The ruling in favour of the Ngaliwurru and Nungali groups paves the way for billions of dollars in compensation.
The High Court has handed down the biggest “native title” ruling affecting Aboriginal ownership of the land in decades, amid claims that billions of dollars in compensation will need to be paid by governments to indigenous groups.
“Native title” refers to the rights of Australia’s indigenous people to their traditional land and water recognised by Australian common law.
Lawyers, including those representing mining companies, said the ruling in favour of the Ngaliwurru and Nungali Aboriginal groups – from a remote part of the Northern Territory – paved the way for billions of dollars in compensation nationally.
“The High Court’s decision will likely to trigger compensation applications from many of the hundreds of native title holder groups around Australia,” said Tony Denholder, in the wake of a case that a federal court ruled on in 2016 – before the High Court became involved.
The Native Title Act came about after the landmark “Mabo” decision in 1993 overturned the British claim that Australia was “terra nullius” – nobody’s land. It found that Aboriginal rights to some, but by no means all land, survived colonisation and were not “extinguished”.
Since then, Aboriginal groups have been able to file native title claims over large parts of the country
Now, the Australian High Court has handed down another landmark ruling on the matter of paying compensation for the loss of those rights – the loss of economic income related to the land and the loss of a spiritual connection to the land. Or in other words, putting a financial price on the severing of cultural ties.
In 2016, the Ngaliwurru and Nungali Aboriginal groups awarded $2.3m in damages because the federal court found that their native title rights were ‘extinguished’ by the Northern Territory government when it built roads and infrastructure through their country near Timber Creek in the 1980s and 1990s.
About $1m of that was for “spiritual harm”, which the Northern Territory and Federal governments argued was excessive. But the High Court this week disagreed.
Megan Brayne, a native title lawyer and director of the Comhar Group, told Al Jazeera it was the most important native title ruling in more than 20 years.
“This is a very important case because it is the first time the high court has set out the principles for compensation. State lawyers will be particularly interested in analysing their compensation liabilities,” she said.
“Where companies are operating on land post-1975 there will be lawyers looking at this.”
That 1975 date is key because it is the year Australia brought in the Racial Discrimination Act – 18 years before the Native Title Act, but just as important.
“Only then did governments have to treat the property rights of Aboriginal Australians the same as other Australians,” explained James Walkley, a native title lawyer with Chalk and Behrendt.
“Since the first colonisation of Australia, Aboriginal people have been dispossessed of property and culture, [but] only since 1975 has the loss of native title become compensable.”

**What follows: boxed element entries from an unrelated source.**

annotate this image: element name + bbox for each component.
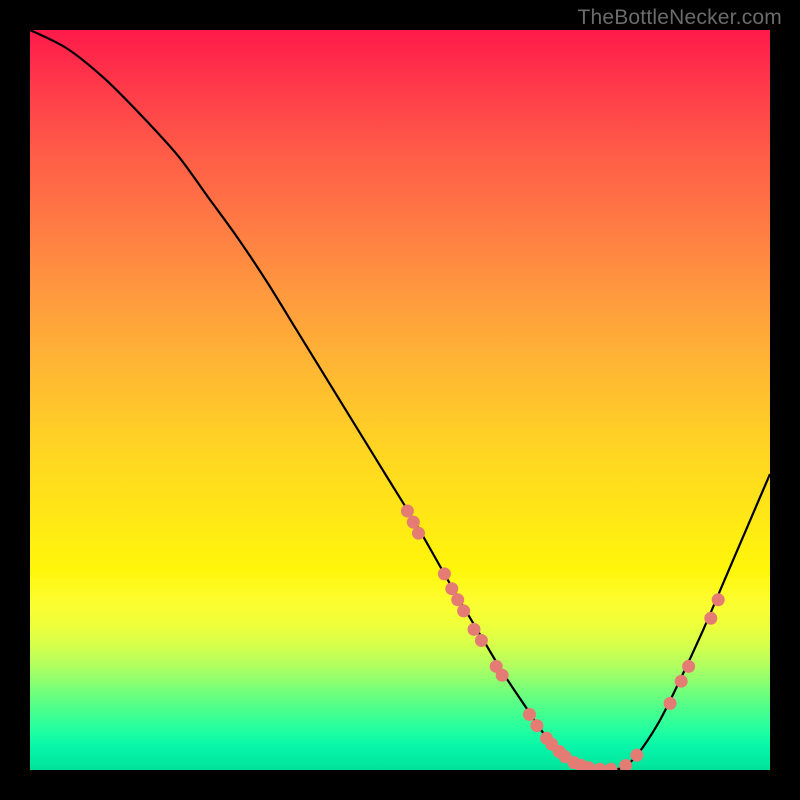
data-marker: [412, 527, 425, 540]
data-marker: [468, 623, 481, 636]
data-marker: [438, 567, 451, 580]
data-marker: [712, 593, 725, 606]
data-markers-group: [401, 505, 725, 771]
data-marker: [457, 604, 470, 617]
data-marker: [401, 505, 414, 518]
data-marker: [451, 593, 464, 606]
data-marker: [530, 719, 543, 732]
chart-svg: [30, 30, 770, 770]
data-marker: [704, 612, 717, 625]
chart-plot-area: [30, 30, 770, 770]
data-marker: [675, 675, 688, 688]
bottleneck-curve-path: [30, 30, 770, 770]
data-marker: [407, 516, 420, 529]
data-marker: [630, 749, 643, 762]
data-marker: [604, 763, 617, 770]
watermark-text: TheBottleNecker.com: [577, 6, 782, 30]
data-marker: [475, 634, 488, 647]
data-marker: [496, 669, 509, 682]
data-marker: [682, 660, 695, 673]
data-marker: [593, 763, 606, 770]
data-marker: [445, 582, 458, 595]
data-marker: [664, 697, 677, 710]
data-marker: [523, 708, 536, 721]
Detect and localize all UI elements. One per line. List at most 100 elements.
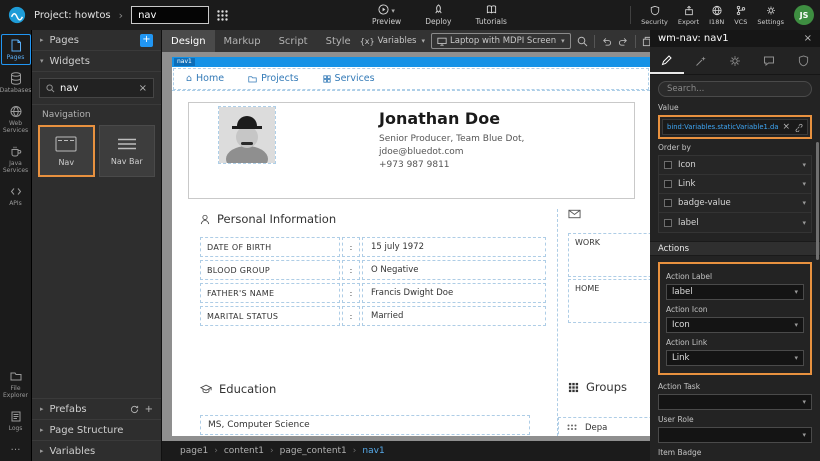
nav-link-projects[interactable]: Projects [248, 73, 298, 84]
tab-properties[interactable] [650, 47, 684, 74]
rail-item-databases[interactable]: Databases [1, 67, 31, 98]
sidebar-section-variables[interactable]: ▸ Variables [32, 440, 161, 461]
personal-info-section[interactable]: Personal Information DATE OF BIRTH : 15 … [200, 209, 546, 329]
refresh-icon[interactable] [130, 405, 139, 414]
breadcrumb-item-page1[interactable]: page1 [180, 446, 208, 456]
nav-link-services[interactable]: Services [323, 73, 375, 84]
deploy-menu[interactable]: Deploy [425, 4, 451, 26]
rail-item-logs[interactable]: Logs [1, 405, 31, 436]
device-dropdown[interactable]: Laptop with MDPI Screen ▾ [431, 33, 571, 49]
design-canvas[interactable]: nav1 ⌂ Home Projects [162, 52, 650, 441]
export-menu[interactable]: Export [678, 5, 699, 26]
widget-card-nav[interactable]: Nav [38, 125, 95, 177]
profile-email[interactable]: jdoe@bluedot.com [379, 146, 524, 159]
i18n-menu[interactable]: I18N [709, 5, 724, 26]
table-row[interactable]: FATHER'S NAME : Francis Dwight Doe [200, 283, 546, 303]
tab-script[interactable]: Script [270, 30, 317, 52]
table-row[interactable]: BLOOD GROUP : O Negative [200, 260, 546, 280]
property-search-input[interactable] [667, 84, 803, 94]
tab-markup[interactable]: Markup [215, 30, 270, 52]
undo-icon[interactable] [601, 36, 612, 47]
caret-down-icon[interactable]: ▾ [802, 199, 806, 207]
caret-down-icon[interactable]: ▾ [802, 219, 806, 227]
value-binding-field[interactable]: bind:Variables.staticVariable1.dataSet × [662, 119, 808, 135]
profile-phone[interactable]: +973 987 9811 [379, 159, 524, 172]
action-icon-select[interactable]: Icon ▾ [666, 317, 804, 333]
selected-nav-widget[interactable]: nav1 [172, 57, 650, 67]
sidebar-section-page-structure[interactable]: ▸ Page Structure [32, 419, 161, 440]
caret-down-icon[interactable]: ▾ [802, 161, 806, 169]
user-role-select[interactable]: ▾ [658, 427, 812, 443]
order-by-row-icon[interactable]: Icon ▾ [659, 156, 811, 175]
close-icon[interactable]: × [804, 33, 812, 44]
order-by-row-badge-value[interactable]: badge-value ▾ [659, 194, 811, 213]
order-by-row-label[interactable]: label ▾ [659, 213, 811, 232]
checkbox[interactable] [664, 219, 672, 227]
profile-name[interactable]: Jonathan Doe [379, 109, 524, 128]
education-item[interactable]: MS, Computer Science [200, 415, 530, 435]
education-section[interactable]: Education MS, Computer Science [200, 379, 546, 435]
table-row[interactable]: DATE OF BIRTH : 15 july 1972 [200, 237, 546, 257]
checkbox[interactable] [664, 161, 672, 169]
rail-item-file-explorer[interactable]: File Explorer [1, 365, 31, 403]
more-options-icon[interactable]: … [11, 438, 21, 457]
sidebar-section-widgets[interactable]: ▾ Widgets [32, 51, 161, 72]
action-link-select[interactable]: Link ▾ [666, 350, 804, 366]
breadcrumb-item-page-content1[interactable]: page_content1 [280, 446, 347, 456]
groups-grid-icon [568, 382, 579, 393]
add-prefab-icon[interactable]: + [145, 404, 153, 415]
nav-widget[interactable]: ⌂ Home Projects Services [172, 67, 650, 91]
page-selector-input[interactable] [131, 6, 209, 24]
redo-icon[interactable] [618, 36, 629, 47]
widget-card-nav-bar[interactable]: Nav Bar [99, 125, 155, 177]
widget-search-input[interactable] [60, 83, 134, 94]
address-cell-work[interactable]: WORK [568, 233, 650, 277]
vcs-menu[interactable]: VCS [734, 5, 747, 26]
tab-events[interactable] [718, 47, 752, 74]
rail-item-apis[interactable]: APIs [1, 180, 31, 211]
tab-design[interactable]: Design [162, 30, 215, 52]
page-preview[interactable]: nav1 ⌂ Home Projects [172, 57, 650, 436]
tab-security[interactable] [786, 47, 820, 74]
personal-info-table[interactable]: DATE OF BIRTH : 15 july 1972 BLOOD GROUP… [200, 237, 546, 326]
checkbox[interactable] [664, 180, 672, 188]
clear-binding-icon[interactable]: × [782, 122, 790, 132]
preview-menu[interactable]: ▾ Preview [372, 4, 401, 26]
profile-title[interactable]: Senior Producer, Team Blue Dot, [379, 133, 524, 146]
rail-item-web-services[interactable]: Web Services [1, 100, 31, 138]
caret-down-icon[interactable]: ▾ [802, 180, 806, 188]
breadcrumb-item-nav1[interactable]: nav1 [362, 446, 384, 456]
groups-section-heading[interactable]: Groups [558, 380, 627, 394]
groups-item[interactable]: Depa [558, 417, 650, 436]
monitor-icon [437, 37, 447, 46]
tab-comments[interactable] [752, 47, 786, 74]
tutorials-menu[interactable]: Tutorials [475, 4, 506, 26]
apps-grid-icon[interactable] [217, 10, 228, 21]
breadcrumb-item-content1[interactable]: content1 [224, 446, 264, 456]
scrollbar[interactable] [816, 142, 819, 260]
tab-styles[interactable] [684, 47, 718, 74]
order-by-row-link[interactable]: Link ▾ [659, 175, 811, 194]
profile-photo[interactable] [219, 107, 275, 163]
profile-panel-widget[interactable]: Jonathan Doe Senior Producer, Team Blue … [188, 102, 635, 199]
sidebar-section-pages[interactable]: ▸ Pages + [32, 30, 161, 51]
action-task-select[interactable]: ▾ [658, 394, 812, 410]
rail-item-pages[interactable]: Pages [1, 34, 31, 65]
add-page-button[interactable]: + [140, 34, 153, 47]
sidebar-section-prefabs[interactable]: ▸ Prefabs + [32, 398, 161, 419]
bind-link-icon[interactable] [794, 123, 803, 132]
address-cell-home[interactable]: HOME [568, 279, 650, 323]
zoom-icon[interactable] [577, 36, 588, 47]
security-menu[interactable]: Security [641, 5, 668, 26]
rail-item-java-services[interactable]: Java Services [1, 140, 31, 178]
table-row[interactable]: MARITAL STATUS : Married [200, 306, 546, 326]
tab-style[interactable]: Style [317, 30, 360, 52]
address-column[interactable]: WORK HOME Groups Depa [557, 209, 650, 436]
action-label-select[interactable]: label ▾ [666, 284, 804, 300]
checkbox[interactable] [664, 199, 672, 207]
variables-dropdown[interactable]: {x} Variables ▾ [360, 36, 425, 46]
user-avatar[interactable]: JS [794, 5, 814, 25]
nav-link-home[interactable]: ⌂ Home [186, 73, 224, 84]
clear-search-icon[interactable]: × [139, 83, 147, 94]
settings-menu[interactable]: Settings [757, 5, 784, 26]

Unwittingly, state and territory governments, or mining and pastoral companies working with the blessing of government, continued to “extinguish” native title by their activities, right up until that landmark Mabo ruling and the Native Title Act in 1993.
The Ngaliwurru and Nungali groups were assisted in their fight for compensation by the Northern Land Council – the major Aboriginal representative group on land matters in the Northern Territory – which took the case to court.
Interim CEO Jak Ah Kit confirmed other groups were in the works waiting to take advantage of the ruling.
“Already I’ve been notified of other groups,” he told Al Jazeera.
“This is a ruling that brings a different light on native title and the cultural and spiritual loss, let alone the inability to take any economic opportunities [from the land]. We need to revisit those cases where they were unjustly compulsorily acquired by governments, and we’ll then need to take instructions from them,” he said.
“The whole board game changes.”
Brayne said while the ruling provides “significant guidance” in looming court cases, there were still many matters left open by the case, not least how to determine the appropriate amounts of compensation.
She remained hopeful agreements could be found before the more costly path of litigation.
“If not, we can expect there’ll be more matters before the courts,” said Brayne.